Humans, primates, and mammals share common themes in the organization of brain functions:  

  • central nervous system

  • limbic brain

  • memory (short and long term)

  • social animal interdependence

By exploring the function of the instinctive, or implicit, features of mammals we develop a deeper understanding of our own social and emotional needs and developing brain. In this blog, I want to focus on how the limbic brain and the structure of the family, school/work, and intimate peers have a profound impact on social development and mental health and provide a basis for exploring how our need for social connection and intimacy can influence symptoms of mental health and well-being.  


A key concept to emotional well-being is social inclusion.  This human experience of feeling seen, feeling felt, experiencing understanding, and belonging are very important for all mammalian species.  If my child is feeling dysregulated, attuning to their emotional state, not with words of advice but rather an experience of understanding, allows them to experience safety, understanding, and belonging.  This attuned experience allows their nervous system to down-regulate, and their endocrine system to produce oxytocin for connection and soothing the emotional pain of panic, dopamine to feel validation that they will not be excluded or shamed, and serotonin so their executive function can help them autonomously solve complex social problems.  


My goal is not to give advice or tell people how to live, but rather validate one’s experience, help them resource and harness their strengths, regulate the nervous system, examine how the emotional pattern autonomically influences behavior patterns, then organize the desired change one is seeking.  This process of attuned connection is influenced by understanding the instinctive needs of mammalian species.  When one examines animals such as horses and dogs it’s easy to see how dependent their well-being is influenced by inclusion and social connection.  This is because we all share a limbic brain that is modulating our behavior to ensure we remain socially included, and mammalian species who fail to modulate these functions struggle tremendously throughout their lives.  Luckily for humans, our neocortex allows us to make substantial changes to our behavior patterns to correct and change our brains.  However, neuroplasticity is experience dependent.    


The limbic brain is like the command center of the brain that coordinates and decodes the nervous system’s energy arousal of the body, social engagement, and emotional response.  The limbic brain quickly responds to environmental stimuli, gives the neocortex key information, and then we quickly organize our response.  The limbic brain usually organizes in thematic patterns to increase efficiency.  This amazing adaptation creates enormous problems for people who have been under sustained stress for long periods of time. When our brains are overly focused on survival, inclusion, avoiding punishment, and high stress arousal patterns this shortcut/adaption of our brain is hard to turn off.  Sustained stress creates autonomic survival strategies which influence muscle reflexes, hormonal expression, breathing, oxygenation, and behavior.  

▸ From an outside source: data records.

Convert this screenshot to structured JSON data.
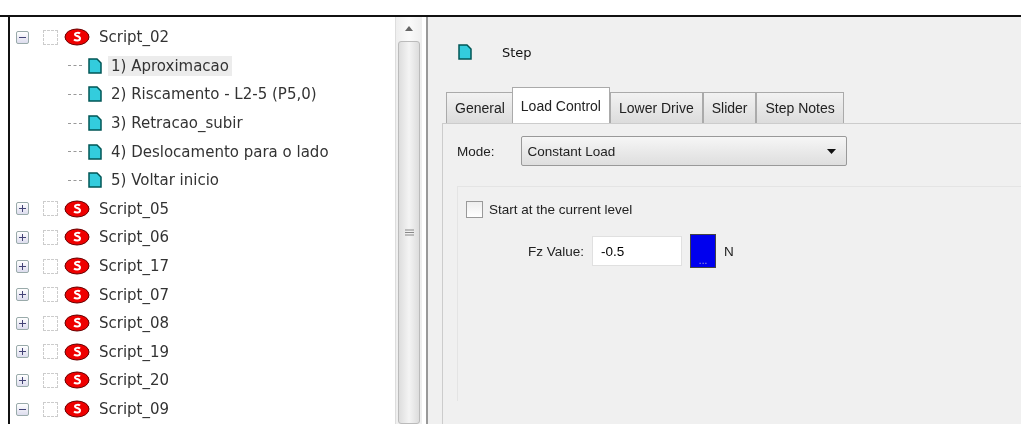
{
  "tree": [
    {
      "label": "Script_02",
      "expanded": true,
      "checked": false,
      "children": [
        {
          "label": "1)  Aproximacao",
          "selected": true
        },
        {
          "label": "2)  Riscamento - L2-5 (P5,0)",
          "selected": false
        },
        {
          "label": "3)  Retracao_subir",
          "selected": false
        },
        {
          "label": "4)  Deslocamento para o lado",
          "selected": false
        },
        {
          "label": "5)  Voltar inicio",
          "selected": false
        }
      ]
    },
    {
      "label": "Script_05",
      "expanded": false,
      "checked": false
    },
    {
      "label": "Script_06",
      "expanded": false,
      "checked": false
    },
    {
      "label": "Script_17",
      "expanded": false,
      "checked": false
    },
    {
      "label": "Script_07",
      "expanded": false,
      "checked": false
    },
    {
      "label": "Script_08",
      "expanded": false,
      "checked": false
    },
    {
      "label": "Script_19",
      "expanded": false,
      "checked": false
    },
    {
      "label": "Script_20",
      "expanded": false,
      "checked": false
    },
    {
      "label": "Script_09",
      "expanded": true,
      "checked": false
    }
  ],
  "header": {
    "title": "Step"
  },
  "tabs": [
    {
      "label": "General",
      "selected": false
    },
    {
      "label": "Load Control",
      "selected": true
    },
    {
      "label": "Lower Drive",
      "selected": false
    },
    {
      "label": "Slider",
      "selected": false
    },
    {
      "label": "Step Notes",
      "selected": false
    }
  ],
  "mode": {
    "label": "Mode:",
    "value": "Constant Load"
  },
  "start_current": {
    "label": "Start at the current level",
    "checked": false
  },
  "fz": {
    "label": "Fz Value:",
    "value": "-0.5",
    "button": "...",
    "unit": "N"
  }
}
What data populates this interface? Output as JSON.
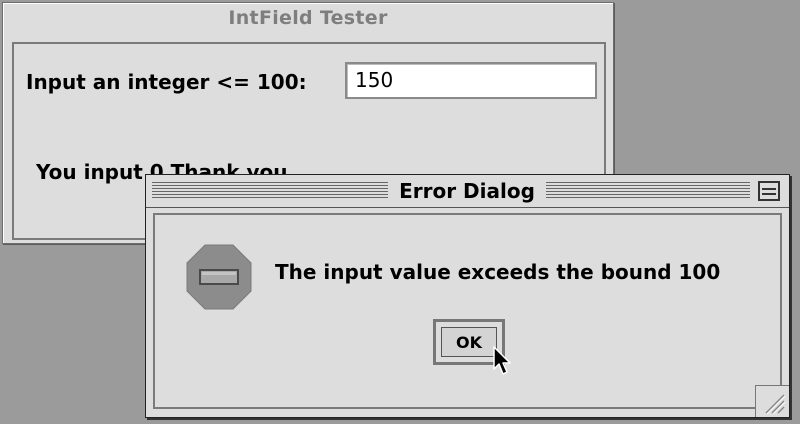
{
  "tester_window": {
    "title": "IntField Tester",
    "input_label": "Input an integer <= 100:",
    "input_value": "150",
    "result_text": "You input 0 Thank you"
  },
  "error_dialog": {
    "title": "Error Dialog",
    "message": "The input value exceeds the bound 100",
    "ok_label": "OK",
    "icon": "stop-icon"
  },
  "colors": {
    "desktop": "#9b9b9b",
    "window": "#dddddd",
    "stop_icon": "#8c8c8c"
  }
}
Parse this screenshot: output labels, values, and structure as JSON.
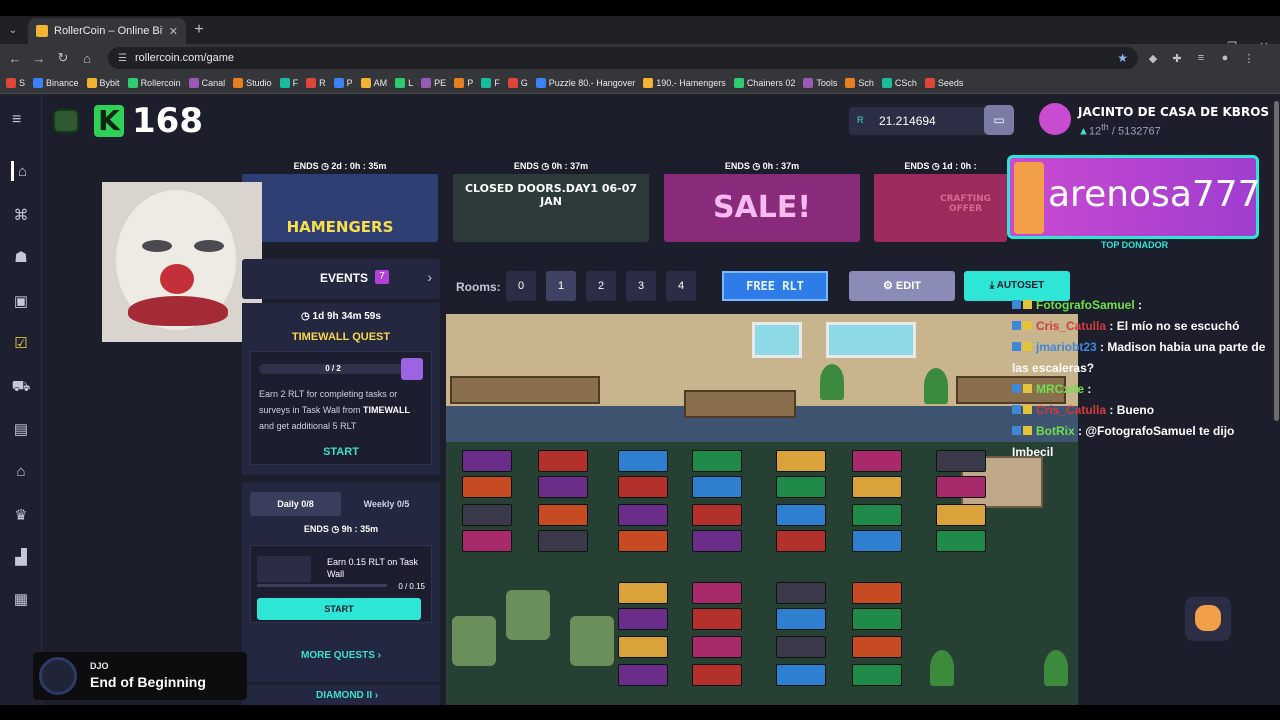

Here’s an exercise to explore how your relational experiences shape your behavior patterns.  Do a quick word association to describe emotional response from: Mom, Dad, brothers, sisters, grandmother, grandfather, first teacher, coach, pastor, first close friend, first sexual experience, and support for the biggest struggle.


These key first social experiences shape so much of our development in terms of identity formation, intimacy, self-worth, felt sense of self, modulation of the nervous system in social interaction, capacity to cope with stress, and sense of connection to self.  


These firsts are important because they influence memory patterns that shape adaptation to our social environment.  Most important to trauma is the way that the limbic brain manages how the autonomic nervous system copes with threats.  How humans respond to threats is organized in patterns of fight, flight, freeze, or fawn.  The response is autonomic and involuntary. So when your partner or child acts in an inappropriate manner and you say nothing even though somatically you don’t feel right, the misalignment between the soma/autonomic nervous system, limbic brain, and neocortex influences our relational patterns. When we can help others sync up their brain, body, and emotions this helps facilitate a connected experience; which mammalian species need.